かき鳴らす系の弾き語りで、ストロークの強さの幅が広い人はこういう、ボディの容積が大きくて、良く胴鳴りするギターを使ってる。ジャンボとか、ドレッドノートとか言われるようなもの。このギターは形はグランド・オーディトリウムだけど、厚みを増やして容積を稼いである。
この手のギターは強弱をつけてかき鳴らすとすっごい気持ちいい。が、住宅地では弾けないくらい音がデカい。
プリアンプが当時のものから交換されていて、チューナーがついているので便利そうだった。

Morris S-92III:
¥168,000。南沢大介さんのギターを元にした普及モデル。指弾きするための設計になっている。
他の Sシリーズはピックアップ搭載だけど、このモデルは完全にアコースティックオンリー。

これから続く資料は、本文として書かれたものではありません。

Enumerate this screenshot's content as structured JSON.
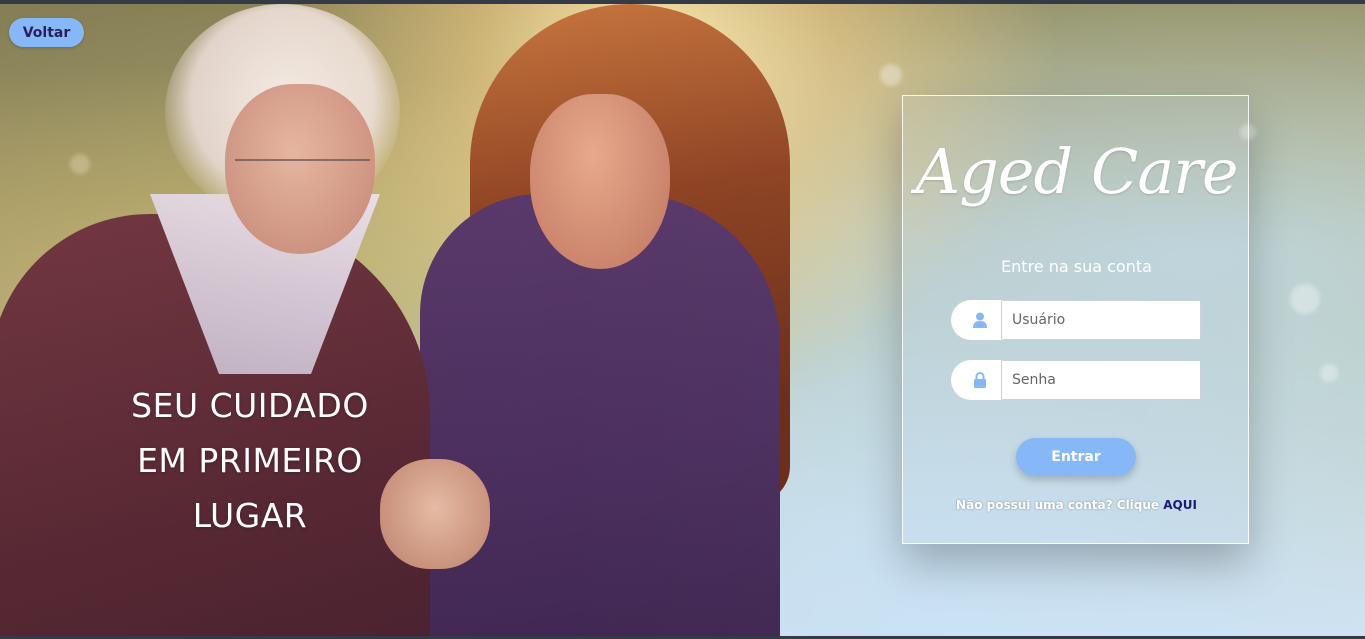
{
  "back_button": {
    "label": "Voltar"
  },
  "hero": {
    "tagline_lines": [
      "SEU CUIDADO",
      "EM PRIMEIRO",
      "LUGAR"
    ]
  },
  "login": {
    "logo": "Aged Care",
    "subtitle": "Entre na sua conta",
    "username_placeholder": "Usuário",
    "username_icon": "user-icon",
    "password_placeholder": "Senha",
    "password_icon": "lock-icon",
    "submit_label": "Entrar",
    "signup_prompt": "Não possui uma conta? Clique",
    "signup_link": "AQUI"
  },
  "colors": {
    "accent": "#86b8f7",
    "link": "#1a1a7a",
    "back_text": "#2a1f5c"
  }
}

ボディサイズはグランド・オーディトリウム(いわゆるフォークギター、小さめ)だけど、作りがいいのか、上の Takamine 程は行かないけど、近いくらい鳴る。よく鳴るので、指弾き向けモデルとはいえストロークしてもいい感じで、綺麗に鳴る感じ。強く弾いても、さすがに上の Takamine ほどのパワーのある音は出ない。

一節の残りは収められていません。